K.u.K Soldatenfriedhof Nasswand bei Toblach

Während des Ersten Weltkrieges verloren ca. zehn Millionen Soldaten ihr Leben. Für die Soldaten, welche im Gebirge zum Einsatz kamen, bargen die Besonderheiten des alpinen Geländes viele Gefahren: Durch Lawinen, Steinschlag, große Kälte, Gewitter und anderer Naturerscheinungen starben mehr Menschen als durch feindliche Waffen.
In den Jahren zwischen 1915 und 1917 befand sich hinter dem Nasswandvorsprung (gegenüber dem Friedhof) der Hauptverbandsplatz der Österreicher. Wer im Lazarett starb, wurde sofort und ohne nach Nationen zu unterscheiden hier, neben dem Hauptverbandsplatz der Österreicher, begraben. So entstand der Soldatenfriedhof Nasswand.
Nachdem Südtirol an Italien angegliedert worden war, übernahm das italienische Militär die Aufgabe, die vielen kleinen Frontfriedhöfe zu einigen wenigen größeren zusammenzulegen. In der Zeit von 1926 bis 1938 wurden die Gefallenen dann umgebettet. In den Soldatenfriedhof von Nasswand wurden die Leichen aus verschiedenen Friedhöfen in der Nähe verlegt.

Während die „Deutschen“ abtransportiert wurden, kamen aus ganz Südtirol die Überreste von Gefallenen anderer Nationalitäten nach Nasswand.
1.259 fanden auf dem Soldatenfriedhof Nasswand ihre letzte Ruhestätte.

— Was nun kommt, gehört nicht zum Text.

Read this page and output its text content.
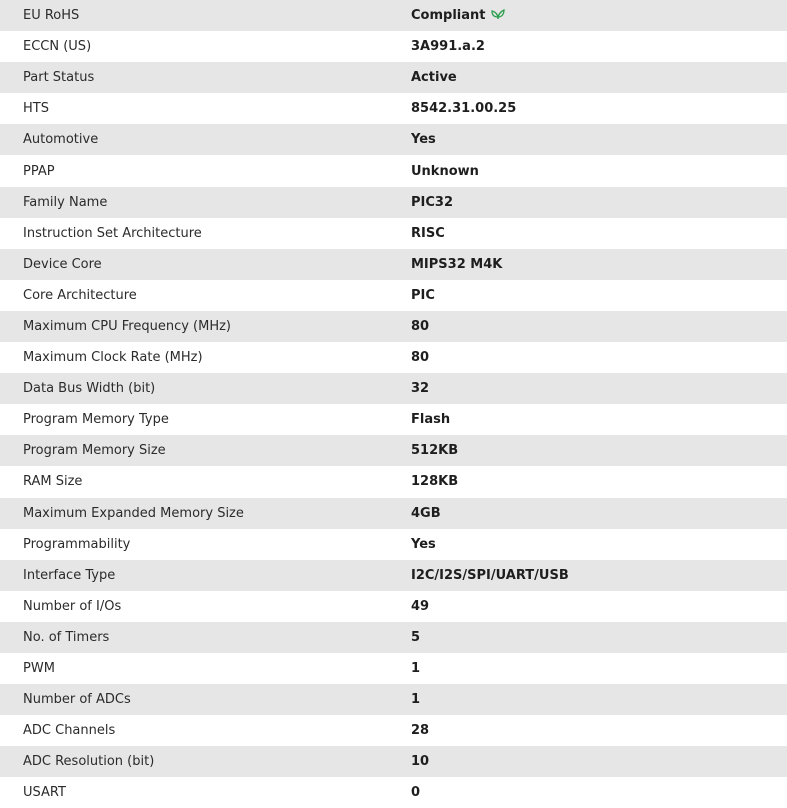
EU RoHS	Compliant
ECCN (US)	3A991.a.2
Part Status	Active
HTS	8542.31.00.25
Automotive	Yes
PPAP	Unknown
Family Name	PIC32
Instruction Set Architecture	RISC
Device Core	MIPS32 M4K
Core Architecture	PIC
Maximum CPU Frequency (MHz)	80
Maximum Clock Rate (MHz)	80
Data Bus Width (bit)	32
Program Memory Type	Flash
Program Memory Size	512KB
RAM Size	128KB
Maximum Expanded Memory Size	4GB
Programmability	Yes
Interface Type	I2C/I2S/SPI/UART/USB
Number of I/Os	49
No. of Timers	5
PWM	1
Number of ADCs	1
ADC Channels	28
ADC Resolution (bit)	10
USART	0
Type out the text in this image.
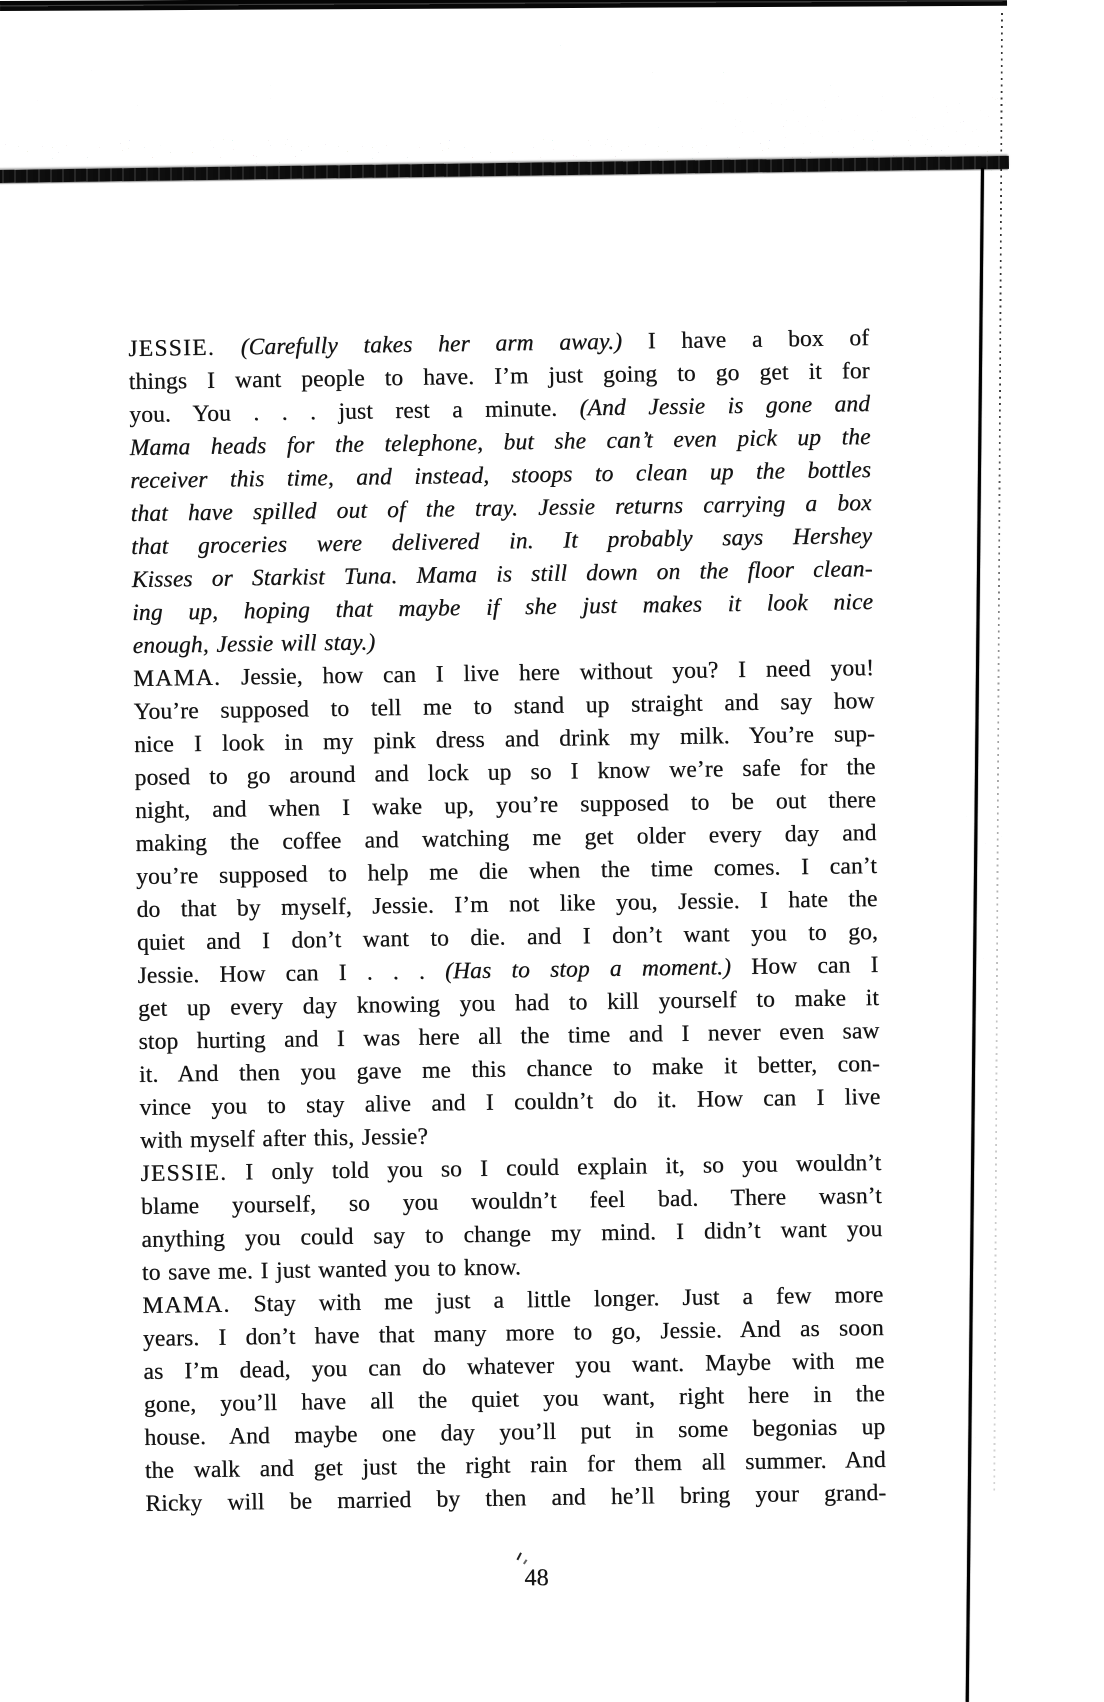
JESSIE. (Carefully takes her arm away.) I have a box of
things I want people to have. I’m just going to go get it for
you. You . . . just rest a minute. (And Jessie is gone and
Mama heads for the telephone, but she can’t even pick up the
receiver this time, and instead, stoops to clean up the bottles
that have spilled out of the tray. Jessie returns carrying a box
that groceries were delivered in. It probably says Hershey
Kisses or Starkist Tuna. Mama is still down on the floor clean-
ing up, hoping that maybe if she just makes it look nice
enough, Jessie will stay.)
MAMA. Jessie, how can I live here without you? I need you!
You’re supposed to tell me to stand up straight and say how
nice I look in my pink dress and drink my milk. You’re sup-
posed to go around and lock up so I know we’re safe for the
night, and when I wake up, you’re supposed to be out there
making the coffee and watching me get older every day and
you’re supposed to help me die when the time comes. I can’t
do that by myself, Jessie. I’m not like you, Jessie. I hate the
quiet and I don’t want to die. and I don’t want you to go,
Jessie. How can I . . . (Has to stop a moment.) How can I
get up every day knowing you had to kill yourself to make it
stop hurting and I was here all the time and I never even saw
it. And then you gave me this chance to make it better, con-
vince you to stay alive and I couldn’t do it. How can I live
with myself after this, Jessie?
JESSIE. I only told you so I could explain it, so you wouldn’t
blame yourself, so you wouldn’t feel bad. There wasn’t
anything you could say to change my mind. I didn’t want you
to save me. I just wanted you to know.
MAMA. Stay with me just a little longer. Just a few more
years. I don’t have that many more to go, Jessie. And as soon
as I’m dead, you can do whatever you want. Maybe with me
gone, you’ll have all the quiet you want, right here in the
house. And maybe one day you’ll put in some begonias up
the walk and get just the right rain for them all summer. And
Ricky will be married by then and he’ll bring your grand-
48
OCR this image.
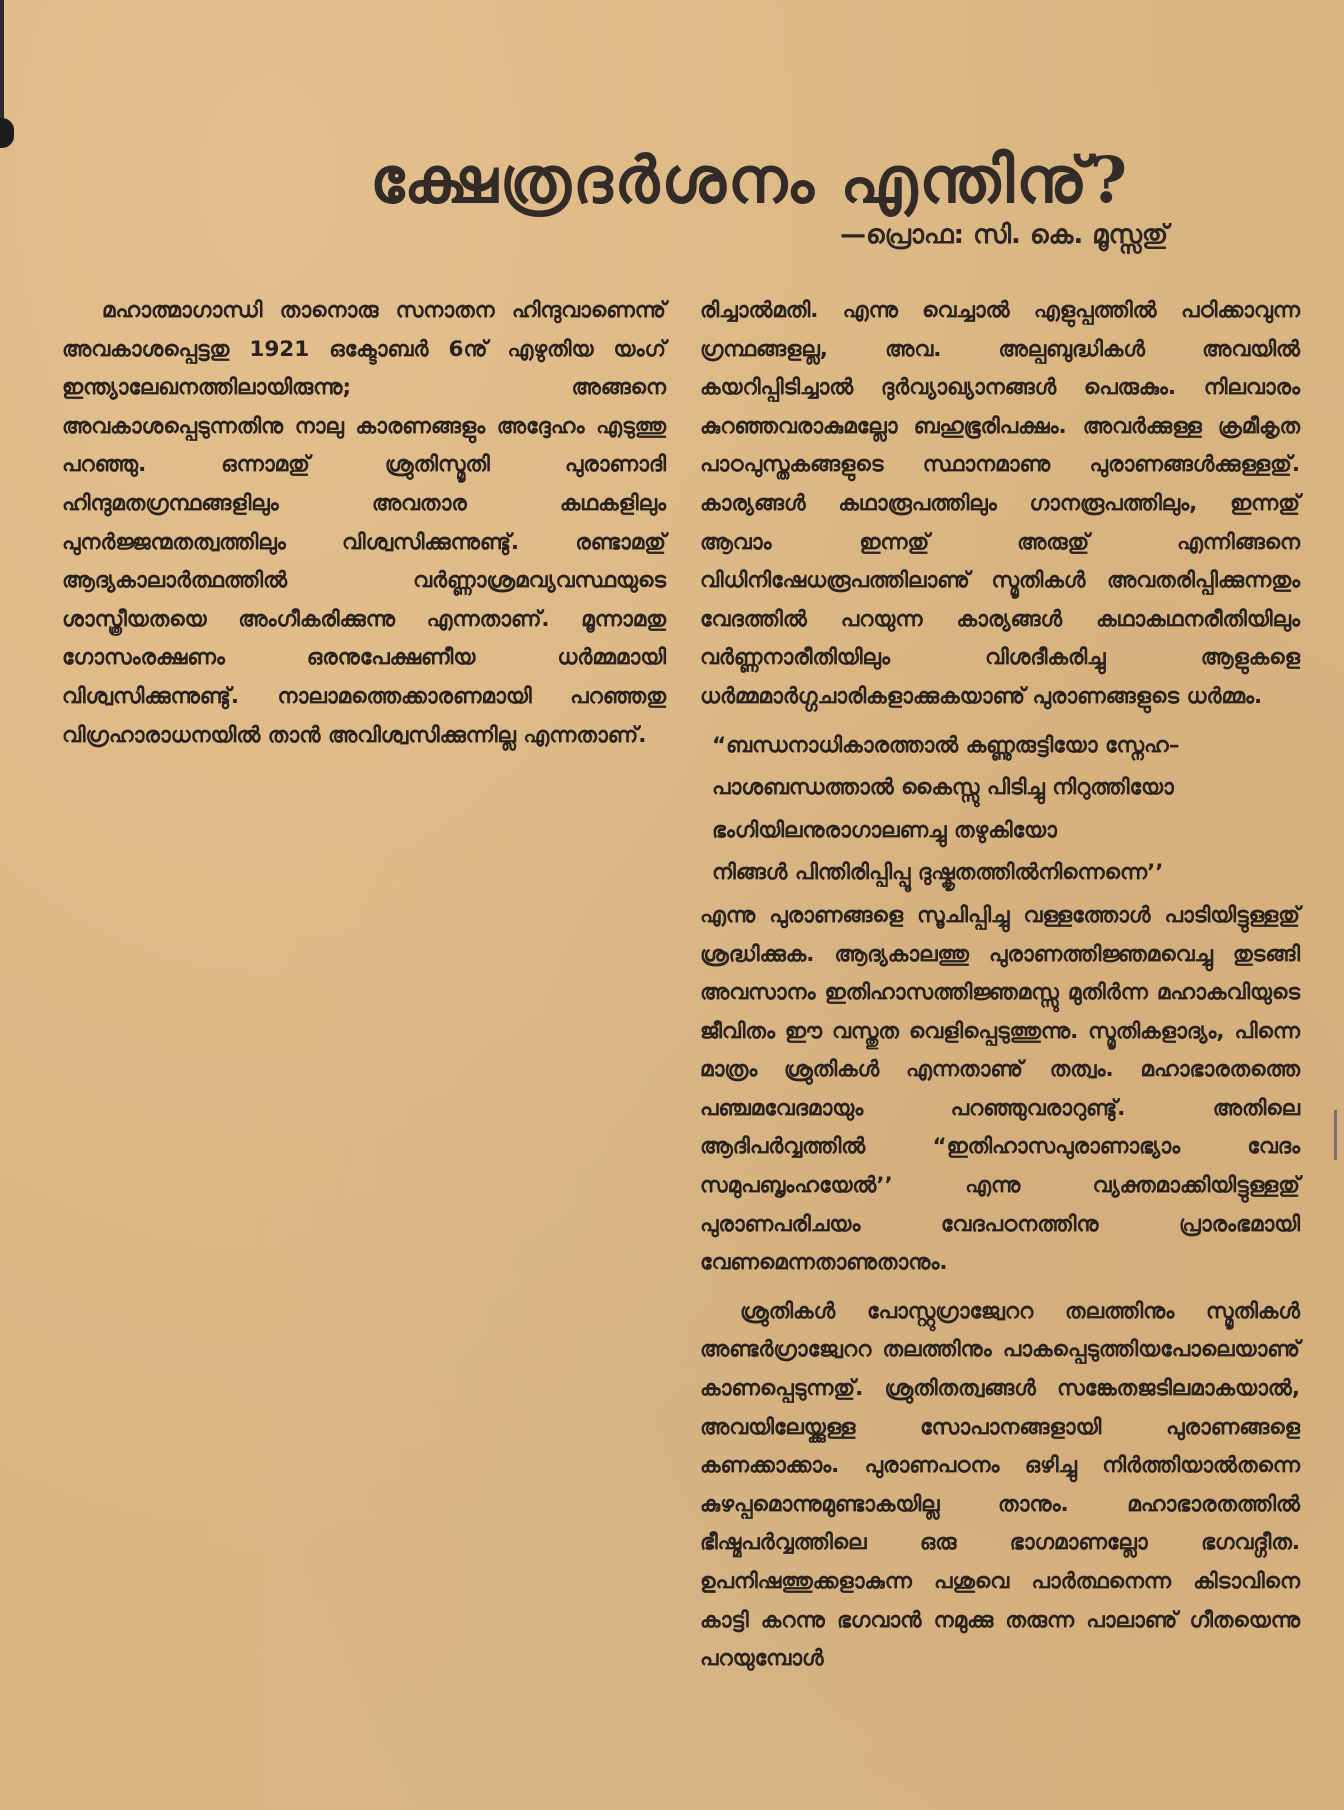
ക്ഷേത്രദർശനം എന്തിനു്?
—പ്രൊഫ: സി. കെ. മൂസ്സതു്

മഹാത്മാഗാന്ധി താനൊരു സനാതന ഹിന്ദുവാണെന്നു് അവകാശപ്പെട്ടതു 1921 ഒക്ടോബർ 6നു് എഴുതിയ യംഗ് ഇന്ത്യാലേഖനത്തിലായിരുന്നു; അങ്ങനെ അവകാശപ്പെടുന്നതിനു നാലു കാരണങ്ങളും അദ്ദേഹം എടുത്തു പറഞ്ഞു. ഒന്നാമതു് ശ്രുതിസ്മൃതി പുരാണാദി ഹിന്ദുമതഗ്രന്ഥങ്ങളിലും അവതാര കഥകളിലും പുനർജ്ജന്മതത്വത്തിലും വിശ്വസിക്കുന്നുണ്ടു്. രണ്ടാമതു് ആദ്യകാലാർത്ഥത്തിൽ വർണ്ണാശ്രമവ്യവസ്ഥയുടെ ശാസ്ത്രീയതയെ അംഗീകരിക്കുന്നു എന്നതാണ്. മൂന്നാമതു ഗോസംരക്ഷണം ഒരനുപേക്ഷണീയ ധർമ്മമായി വിശ്വസിക്കുന്നുണ്ടു്. നാലാമത്തെക്കാരണമായി പറഞ്ഞതു വിഗ്രഹാരാധനയിൽ താൻ അവിശ്വസിക്കുന്നില്ല എന്നതാണ്.

രിച്ചാൽമതി. എന്നു വെച്ചാൽ എളുപ്പത്തിൽ പഠിക്കാവുന്ന ഗ്രന്ഥങ്ങളല്ല, അവ. അല്പബുദ്ധികൾ അവയിൽ കയറിപ്പിടിച്ചാൽ ദുർവ്യാഖ്യാനങ്ങൾ പെരുകും. നിലവാരം കുറഞ്ഞവരാകുമല്ലോ ബഹുഭൂരിപക്ഷം. അവർക്കുള്ള ക്രമീകൃത പാഠപുസ്തകങ്ങളുടെ സ്ഥാനമാണു പുരാണങ്ങൾക്കുള്ളതു്. കാര്യങ്ങൾ കഥാരൂപത്തിലും ഗാനരൂപത്തിലും, ഇന്നതു് ആവാം ഇന്നതു് അരുതു് എന്നിങ്ങനെ വിധിനിഷേധരൂപത്തിലാണു് സ്മൃതികൾ അവതരിപ്പിക്കുന്നതും വേദത്തിൽ പറയുന്ന കാര്യങ്ങൾ കഥാകഥനരീതിയിലും വർണ്ണനാരീതിയിലും വിശദീകരിച്ചു ആളുകളെ ധർമ്മമാർഗ്ഗചാരികളാക്കുകയാണു് പുരാണങ്ങളുടെ ധർമ്മം.

“ബന്ധനാധികാരത്താൽ കണ്ണുരുട്ടിയോ സ്നേഹ–

പാശബന്ധത്താൽ കൈസ്സു പിടിച്ചു നിറുത്തിയോ

ഭംഗിയിലനുരാഗാലണച്ചു തഴുകിയോ

നിങ്ങൾ പിന്തിരിപ്പിപ്പൂ ദുഷ്കൃതത്തിൽനിന്നെന്നെ’’

എന്നു പുരാണങ്ങളെ സൂചിപ്പിച്ചു വള്ളത്തോൾ പാടിയിട്ടുള്ളതു് ശ്രദ്ധിക്കുക. ആദ്യകാലത്തു പുരാണത്തിജ്ഞമവെച്ചു തുടങ്ങി അവസാനം ഇതിഹാസത്തിജ്ഞമസ്സു മുതിർന്ന മഹാകവിയുടെ ജീവിതം ഈ വസ്തുത വെളിപ്പെടുത്തുന്നു. സ്മൃതികളാദ്യം, പിന്നെ മാത്രം ശ്രുതികൾ എന്നതാണു് തത്വം. മഹാഭാരതത്തെ പഞ്ചമവേദമായും പറഞ്ഞുവരാറുണ്ടു്. അതിലെ ആദിപർവ്വത്തിൽ “ഇതിഹാസപുരാണാഭ്യാം വേദം സമുപബൃംഹയേൽ’’ എന്നു വ്യക്തമാക്കിയിട്ടുള്ളതു് പുരാണപരിചയം വേദപഠനത്തിനു പ്രാരംഭമായി വേണമെന്നതാണുതാനും.

ശ്രുതികൾ പോസ്റ്റുഗ്രാജ്വേററ തലത്തിനും സ്മൃതികൾ അണ്ടർഗ്രാജ്വേററ തലത്തിനും പാകപ്പെടുത്തിയപോലെയാണു് കാണപ്പെടുന്നതു്. ശ്രുതിതത്വങ്ങൾ സങ്കേതജടിലമാകയാൽ, അവയിലേയ്ക്കുള്ള സോപാനങ്ങളായി പുരാണങ്ങളെ കണക്കാക്കാം. പുരാണപഠനം ഒഴിച്ചു നിർത്തിയാൽതന്നെ കുഴപ്പമൊന്നുമുണ്ടാകയില്ല താനും. മഹാഭാരതത്തിൽ ഭീഷ്മപർവ്വത്തിലെ ഒരു ഭാഗമാണല്ലോ ഭഗവദ്ഗീത. ഉപനിഷത്തുക്കളാകുന്ന പശുവെ പാർത്ഥനെന്ന കിടാവിനെ കാട്ടി കറന്നു ഭഗവാൻ നമുക്കു തരുന്ന പാലാണു് ഗീതയെന്നു പറയുമ്പോൾ
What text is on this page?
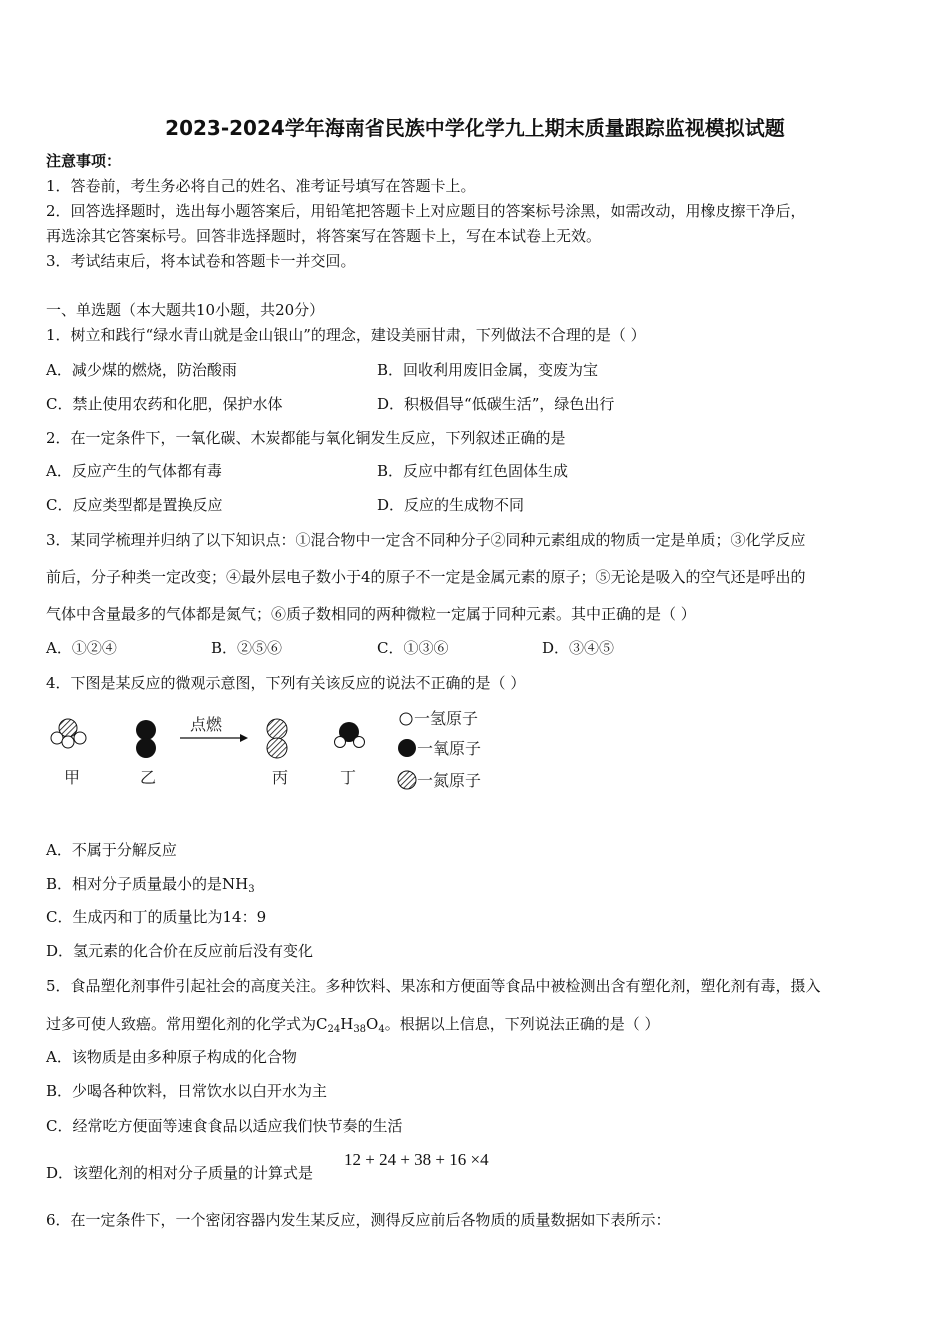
2023-2024学年海南省民族中学化学九上期末质量跟踪监视模拟试题
注意事项：
1．答卷前，考生务必将自己的姓名、准考证号填写在答题卡上。
2．回答选择题时，选出每小题答案后，用铅笔把答题卡上对应题目的答案标号涂黑，如需改动，用橡皮擦干净后，
再选涂其它答案标号。回答非选择题时，将答案写在答题卡上，写在本试卷上无效。
3．考试结束后，将本试卷和答题卡一并交回。
一、单选题（本大题共10小题，共20分）
1．树立和践行“绿水青山就是金山银山”的理念，建设美丽甘肃，下列做法不合理的是（ ）
A．减少煤的燃烧，防治酸雨	B．回收利用废旧金属，变废为宝
C．禁止使用农药和化肥，保护水体	D．积极倡导“低碳生活”，绿色出行
2．在一定条件下，一氧化碳、木炭都能与氧化铜发生反应，下列叙述正确的是
A．反应产生的气体都有毒	B．反应中都有红色固体生成
C．反应类型都是置换反应	D．反应的生成物不同
3．某同学梳理并归纳了以下知识点：①混合物中一定含不同种分子②同种元素组成的物质一定是单质；③化学反应
前后，分子种类一定改变；④最外层电子数小于4的原子不一定是金属元素的原子；⑤无论是吸入的空气还是呼出的
气体中含量最多的气体都是氮气；⑥质子数相同的两种微粒一定属于同种元素。其中正确的是（ ）
A．①②④	B．②⑤⑥	C．①③⑥	D．③④⑤
4．下图是某反应的微观示意图，下列有关该反应的说法不正确的是（ ）
点燃
甲	乙	丙	丁
一氢原子
一氧原子
一氮原子
A．不属于分解反应
B．相对分子质量最小的是$NH_3$
C．生成丙和丁的质量比为14：9
D．氢元素的化合价在反应前后没有变化
5．食品塑化剂事件引起社会的高度关注。多种饮料、果冻和方便面等食品中被检测出含有塑化剂，塑化剂有毒，摄入
过多可使人致癌。常用塑化剂的化学式为$C_{24}H_{38}O_4$。根据以上信息，下列说法正确的是（ ）
A．该物质是由多种原子构成的化合物
B．少喝各种饮料，日常饮水以白开水为主
C．经常吃方便面等速食食品以适应我们快节奏的生活
D．该塑化剂的相对分子质量的计算式是
12 + 24 + 38 + 16 ×4
6．在一定条件下，一个密闭容器内发生某反应，测得反应前后各物质的质量数据如下表所示：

Die damals angelegte Gräberliste zählt 268 Russen, 147 Serben, 145 Polen, 121 Ungarn, 114 Unbekannte, 45 Rumänen, sieben Slowenen und einen Belgier.

Der 3.174m2 große Friedhof steht heute unter Denkmalschutz. Er ist zum Teil Eigentum des „Commissariato Generale Onoranze Caduti in Guerre“, zum anderen von Frau Emma Prenn-Fuchs.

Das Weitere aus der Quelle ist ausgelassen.